The three projects focus on the improvement of water quality, use and management in the Hindon basin.
National clean Ganges programme
The Hindon river is a 400 km tributary to the Ganges river, close to New Delhi and is part of the effort of the Indian government to make the Ganges river cleaner. In 2016, the Indian government launched ‘Namami Ganga’, the National Mission Clean Ganga (NMCG), to ensure effective abatement of pollution and rejuvenation of the bassin’s ecosystem.
The Dutch government together with the Dutch water sector, have adhered to the Indian challenge and committed to joint initiatives to find ways to contribute to a cleaner Ganges.
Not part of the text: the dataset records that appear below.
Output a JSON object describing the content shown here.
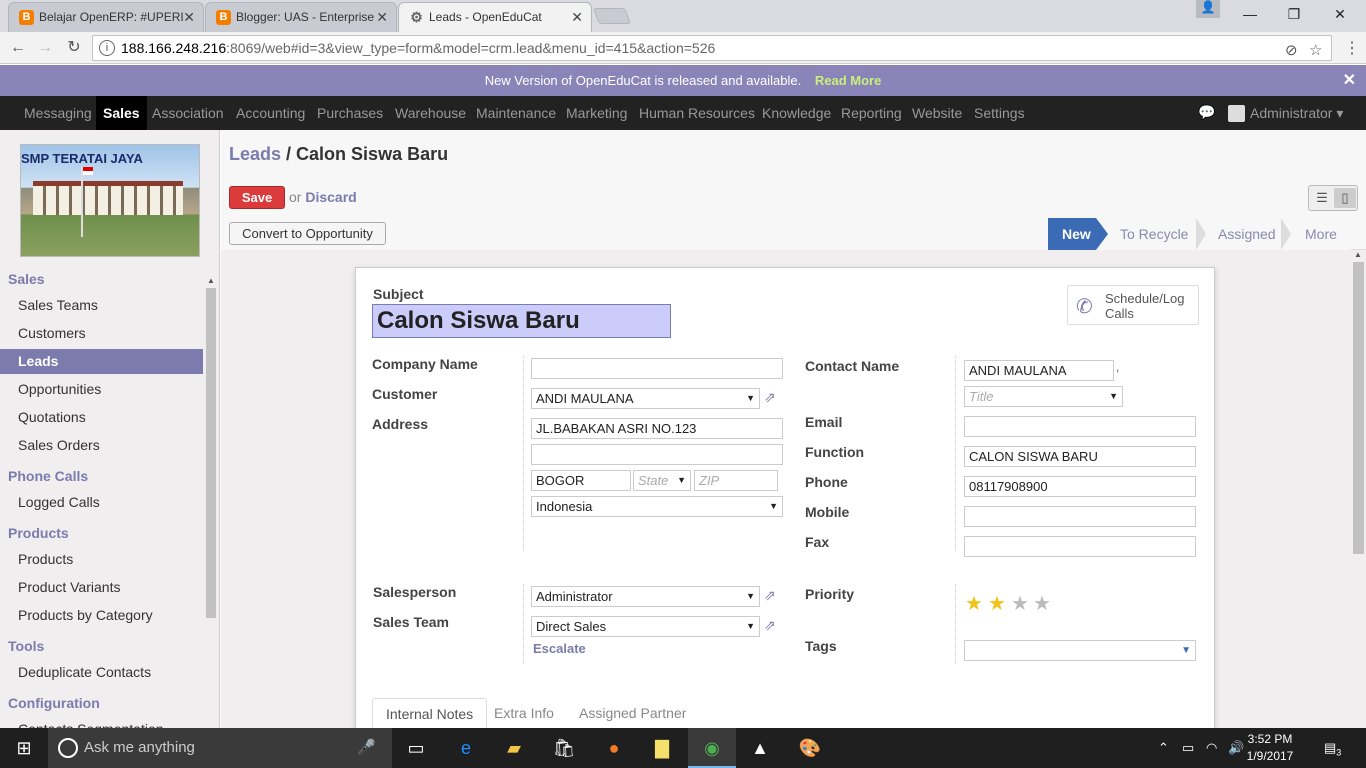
{
  "browser": {
    "tabs": [
      {
        "label": "Belajar OpenERP: #UPERI",
        "icon": "blogger-icon"
      },
      {
        "label": "Blogger: UAS - Enterprise",
        "icon": "blogger-icon"
      },
      {
        "label": "Leads - OpenEduCat",
        "icon": "odoo-icon"
      }
    ],
    "url_host": "188.166.248.216",
    "url_rest": ":8069/web#id=3&view_type=form&model=crm.lead&menu_id=415&action=526"
  },
  "announcement": {
    "text": "New Version of OpenEduCat is released and available.",
    "link": "Read More"
  },
  "topmenu": {
    "items": [
      "Messaging",
      "Sales",
      "Association",
      "Accounting",
      "Purchases",
      "Warehouse",
      "Maintenance",
      "Marketing",
      "Human Resources",
      "Knowledge",
      "Reporting",
      "Website",
      "Settings"
    ],
    "active": "Sales",
    "user": "Administrator"
  },
  "sidebar": {
    "logo_text": "SMP TERATAI JAYA",
    "sections": [
      {
        "title": "Sales",
        "items": [
          "Sales Teams",
          "Customers",
          "Leads",
          "Opportunities",
          "Quotations",
          "Sales Orders"
        ]
      },
      {
        "title": "Phone Calls",
        "items": [
          "Logged Calls"
        ]
      },
      {
        "title": "Products",
        "items": [
          "Products",
          "Product Variants",
          "Products by Category"
        ]
      },
      {
        "title": "Tools",
        "items": [
          "Deduplicate Contacts"
        ]
      },
      {
        "title": "Configuration",
        "items": [
          "Contacts Segmentation"
        ]
      }
    ],
    "active_item": "Leads"
  },
  "control_panel": {
    "breadcrumb_parent": "Leads",
    "breadcrumb_sep": " / ",
    "breadcrumb_current": "Calon Siswa Baru",
    "save": "Save",
    "or": "or",
    "discard": "Discard",
    "convert": "Convert to Opportunity",
    "stages": [
      "New",
      "To Recycle",
      "Assigned",
      "More"
    ],
    "current_stage": "New"
  },
  "form": {
    "subject_label": "Subject",
    "subject": "Calon Siswa Baru",
    "schedule": "Schedule/Log Calls",
    "left": {
      "company_label": "Company Name",
      "company": "",
      "customer_label": "Customer",
      "customer": "ANDI MAULANA",
      "address_label": "Address",
      "street": "JL.BABAKAN ASRI NO.123",
      "street2": "",
      "city": "BOGOR",
      "state_ph": "State",
      "zip_ph": "ZIP",
      "country": "Indonesia",
      "salesperson_label": "Salesperson",
      "salesperson": "Administrator",
      "team_label": "Sales Team",
      "team": "Direct Sales",
      "escalate": "Escalate"
    },
    "right": {
      "contact_label": "Contact Name",
      "contact": "ANDI MAULANA",
      "comma": ",",
      "title_ph": "Title",
      "email_label": "Email",
      "email": "",
      "function_label": "Function",
      "function": "CALON SISWA BARU",
      "phone_label": "Phone",
      "phone": "08117908900",
      "mobile_label": "Mobile",
      "mobile": "",
      "fax_label": "Fax",
      "fax": "",
      "priority_label": "Priority",
      "priority": 2,
      "priority_max": 4,
      "tags_label": "Tags"
    },
    "tabs": [
      "Internal Notes",
      "Extra Info",
      "Assigned Partner"
    ],
    "active_tab": "Internal Notes"
  },
  "taskbar": {
    "search": "Ask me anything",
    "time": "3:52 PM",
    "date": "1/9/2017",
    "notifications": "3"
  },
  "colors": {
    "brand": "#7c7bad",
    "announce_bg": "#8a84b8",
    "save": "#dc3b3b",
    "stage_active": "#3b6bb5"
  }
}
The Dutch-Indian cooperation has a specific focus on the Hindon river and builds on existing cooperation in the basin. In 2018 the Dutch government and the government of Uttar Pradesh signed an extensive partnership declaration to establish waste water treatment facilities along the Hindon river.
Joint scientific research
NWO and DST have agreed on a strategic knowledge and innovation agenda, and work together to further strengthen the joint alignment with national research agendas, as well as international initiatives such as the UN Sustainable Development Goals.
The scientific cooperation also aims to involve different actors in the knowledge chain, fundamental and applied research, and scientific disciplines.
The three research projects that have been granted:
- The setup of a monitoring network to measure and analyse the spatio-temporal relations between surface water and groundwater quantity and quality, and the impact of human activities and climate characteristics.
- A study on interventions to improve agricultural water management and reduce negative impacts on water quantity and quality. These results will be compared with alternative more sustainable practices and evaluated in terms of yield, crop-diversity, economic revenue, irrigation water demand, environmental impact and resilience to climate change.
- The delivery of recommendations for improvements in Hindon basin water quantity and quality, food production and economic revenues in a comprehensive modelling platform, enabling evaluation and incorporates the impact of future socio-economy and climate changes.
NWO and DST also agreed on three projects for a wider joint research on sustainable agriculture. The first project focuses on the development of improved water-productive rice varieties. A second project aims to adapt tomato germplasm to allow crop growth for dry and humid heat.
The third project will identify and map bright spots of climate-smart agriculture to generate recommendations for action towards the transformation to climate-smart agriculture.